I just put the click handlers right below the declarations for onlineStreamsDiv and offlineStreamsDiv by the way. And it looked streamer inside the loop would be better off being const, so I made it const.

Alright. Put the main streamer loop in its own function. Here’s the latest update (so you don’t have to scroll up to find a link).

  1. Yes, a function is better. Otherwise, if you need to get the data again you have to refresh the page. Now you can just call the function.

  2. Yep, that’s good. No need to keep adding the event listeners every time the showStreamerData function is called.

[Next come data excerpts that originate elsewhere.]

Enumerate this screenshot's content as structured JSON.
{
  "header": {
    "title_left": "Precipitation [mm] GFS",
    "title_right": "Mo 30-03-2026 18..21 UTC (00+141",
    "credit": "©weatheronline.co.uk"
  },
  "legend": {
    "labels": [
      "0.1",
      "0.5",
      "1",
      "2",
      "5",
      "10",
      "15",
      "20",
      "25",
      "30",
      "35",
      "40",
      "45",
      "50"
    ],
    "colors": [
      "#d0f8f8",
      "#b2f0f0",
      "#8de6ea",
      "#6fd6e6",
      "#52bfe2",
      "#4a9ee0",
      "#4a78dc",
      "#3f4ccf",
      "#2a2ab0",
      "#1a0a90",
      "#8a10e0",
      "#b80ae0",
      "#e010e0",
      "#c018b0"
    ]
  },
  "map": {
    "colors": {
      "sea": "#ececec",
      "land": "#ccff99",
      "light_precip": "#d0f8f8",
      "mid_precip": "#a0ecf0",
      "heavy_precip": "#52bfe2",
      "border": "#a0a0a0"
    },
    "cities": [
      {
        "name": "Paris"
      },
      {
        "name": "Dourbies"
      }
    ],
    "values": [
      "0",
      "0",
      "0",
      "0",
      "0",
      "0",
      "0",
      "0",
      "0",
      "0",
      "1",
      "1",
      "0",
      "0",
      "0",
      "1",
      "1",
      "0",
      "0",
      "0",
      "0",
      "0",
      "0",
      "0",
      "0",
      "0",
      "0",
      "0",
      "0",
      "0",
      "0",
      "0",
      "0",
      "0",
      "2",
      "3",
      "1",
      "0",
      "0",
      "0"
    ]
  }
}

  3. Both work. Just remember you can’t reassign streamer if you use a const. Might be irrelevant, might become relevant, just something to keep in mind.

The second User Story for it mentions being able to click on the status output and being able to get to freeCodeCamp’s Twitch channel. Is it referring to the status of whether they’re online or not and their streaming details if they’re online? In that case, would it be good to have “live” in “type: live” for those who are online link to their Twitch channel and for those who are offline just make the line mentioning that this streamer is offline a link?